The consumer is the single enforcement point for privacy mode — even if a misbehaving agent sent prompt text when it shouldn't, the consumer refuses to write it anywhere.

AI reports

Cron triggers (set in apps/consumer/wrangler.toml)
  0 * * * *      → runHourlyAnomalyScan   (z-score on hourly_usage)
  15 2 * * *     → runDailySummary        (Claude Sonnet on daily aggregates)
  15 3 * * 1     → runWeeklyReport        (Claude Sonnet on weekly aggregates)

Each workflow:
  1. Load aggregate snapshot from D1 (no prompt text — ever).
  2. Render to a prompt, call Sonnet.
  3. Insert into insights table.
  4. Post to Slack if integration is set up + toggle is on.

Data model

The core flow of cost through the schema — micro-USD integers from ingest to display:

events (ephemeral, in queue)
  │
  └→ sessions.cost_usd_micros          (idempotent upsert per event)
  └→ hourly_usage.cost_usd_micros      (team, member, project, source, model, hour)
  └→ daily_usage.cost_usd_micros       (same grain but per-day)

     │
     └→ /v1/metrics/team reads daily_usage
     └→ /v1/metrics/members reads daily_usage
     └→ weekly-report workflow reads daily_usage + event_categories

Cost is stored as an integer µUSD (1 USD = 1,000,000).

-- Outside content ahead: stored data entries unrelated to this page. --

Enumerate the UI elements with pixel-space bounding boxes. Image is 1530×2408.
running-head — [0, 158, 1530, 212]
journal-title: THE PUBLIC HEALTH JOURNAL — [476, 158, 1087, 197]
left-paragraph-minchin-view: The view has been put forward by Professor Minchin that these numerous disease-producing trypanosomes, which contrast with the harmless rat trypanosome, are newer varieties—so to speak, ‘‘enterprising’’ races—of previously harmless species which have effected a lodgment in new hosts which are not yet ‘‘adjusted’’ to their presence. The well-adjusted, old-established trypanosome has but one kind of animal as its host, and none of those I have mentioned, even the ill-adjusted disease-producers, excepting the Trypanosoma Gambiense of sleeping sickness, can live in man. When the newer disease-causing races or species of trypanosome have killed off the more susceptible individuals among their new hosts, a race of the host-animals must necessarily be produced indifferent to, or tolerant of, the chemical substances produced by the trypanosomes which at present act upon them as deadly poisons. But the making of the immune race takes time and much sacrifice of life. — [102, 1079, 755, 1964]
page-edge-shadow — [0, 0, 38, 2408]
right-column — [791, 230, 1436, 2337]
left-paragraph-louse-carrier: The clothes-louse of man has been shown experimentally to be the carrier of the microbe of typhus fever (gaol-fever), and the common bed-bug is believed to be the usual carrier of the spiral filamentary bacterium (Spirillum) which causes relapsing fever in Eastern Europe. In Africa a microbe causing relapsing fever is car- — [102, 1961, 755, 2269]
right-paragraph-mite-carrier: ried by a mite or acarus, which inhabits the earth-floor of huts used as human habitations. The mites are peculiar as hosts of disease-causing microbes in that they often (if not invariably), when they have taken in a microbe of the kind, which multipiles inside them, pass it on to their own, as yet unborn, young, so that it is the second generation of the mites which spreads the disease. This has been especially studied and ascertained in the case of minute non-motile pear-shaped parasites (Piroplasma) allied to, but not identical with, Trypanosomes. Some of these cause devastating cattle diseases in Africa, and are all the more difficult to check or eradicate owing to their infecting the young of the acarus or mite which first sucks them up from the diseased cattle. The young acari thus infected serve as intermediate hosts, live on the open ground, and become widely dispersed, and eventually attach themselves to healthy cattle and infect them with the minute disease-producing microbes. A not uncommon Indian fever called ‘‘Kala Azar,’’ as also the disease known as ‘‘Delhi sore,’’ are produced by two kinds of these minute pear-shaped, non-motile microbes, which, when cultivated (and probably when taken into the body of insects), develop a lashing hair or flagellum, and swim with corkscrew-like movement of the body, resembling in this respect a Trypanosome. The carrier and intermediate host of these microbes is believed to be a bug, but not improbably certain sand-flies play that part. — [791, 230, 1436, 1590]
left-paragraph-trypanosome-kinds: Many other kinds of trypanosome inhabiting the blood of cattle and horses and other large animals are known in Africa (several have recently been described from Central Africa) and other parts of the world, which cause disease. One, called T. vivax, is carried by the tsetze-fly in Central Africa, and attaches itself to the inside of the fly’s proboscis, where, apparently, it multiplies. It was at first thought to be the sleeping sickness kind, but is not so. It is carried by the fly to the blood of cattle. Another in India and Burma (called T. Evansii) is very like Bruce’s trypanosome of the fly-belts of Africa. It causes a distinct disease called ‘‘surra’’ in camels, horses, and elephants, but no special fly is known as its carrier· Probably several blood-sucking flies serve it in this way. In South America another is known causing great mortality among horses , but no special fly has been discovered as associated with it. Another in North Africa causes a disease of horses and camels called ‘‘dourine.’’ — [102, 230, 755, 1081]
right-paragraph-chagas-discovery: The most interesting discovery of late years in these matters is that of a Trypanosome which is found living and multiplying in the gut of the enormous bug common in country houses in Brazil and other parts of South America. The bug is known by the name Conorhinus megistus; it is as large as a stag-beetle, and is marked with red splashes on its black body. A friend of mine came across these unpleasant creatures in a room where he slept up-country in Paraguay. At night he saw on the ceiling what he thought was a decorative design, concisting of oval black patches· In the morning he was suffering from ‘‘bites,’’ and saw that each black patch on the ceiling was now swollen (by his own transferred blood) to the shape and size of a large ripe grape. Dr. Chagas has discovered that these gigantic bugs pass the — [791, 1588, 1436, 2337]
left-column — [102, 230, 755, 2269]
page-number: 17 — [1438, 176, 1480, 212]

We never use floats for money — summing 100k sessions with float dollars drifts materially.

Authentication

Agent → API: Authorization: Bearer tal_agt_<32 random bytes base62>. Server stores SHA-256(token + HASH_PEPPER) only.
Dashboard → API: Clerk session JWT, verified at the edge by @clerk/backend's authenticateRequest.
CLI login: OAuth 2.0 device authorization flow, same UX as gh auth login.

Repo layout (monorepo)

talos-auditor/
├── apps/
│   ├── agent/        CLI (@talos-foundrix/auditor-agent)
│   ├── api/          Cloudflare Worker (Hono)
│   ├── consumer/     Cloudflare Worker (queue + workflows)
│   └── dashboard/    Next.js 15 (this app you're reading)
├── packages/
│   ├── shared/       zod schemas, pricing, privacy modes
│   ├── db/           D1 schema + migrations
│   └── ui/           design tokens + TalosLogo
├── infra/
│   └── install.sh    one-line installer
└── docs/
    ├── PLAN.md
    ├── CLERK_SETUP.md
    └── SLACK_SETUP.md

Deployment

Two Workers deploy via wrangler deploy --env prod on merge to main. D1 migrations auto-apply via wrangler d1 migrations apply auditor-prod --remote. Dashboard ships to Cloudflare Pages via OpenNext.

Scaling ceilings

D1: 10 GB per database. We only store aggregates here, so 10 GB is hundreds of thousands of developer-months.
R2: effectively unlimited. full mode at 10 devs × 20MB/day ≈ 200MB/day ≈ 6GB/month. Pennies.
Queues: 5k msgs/sec per queue. We batch 50 events per message so that's 250k events/sec raw throughput before rate limit kicks in.
Workers: 128MB memory, 50ms bundled CPU on api. Consumer gets 5 min CPU because it's on unbound.

See the Trust page for data-flow and subprocessor details.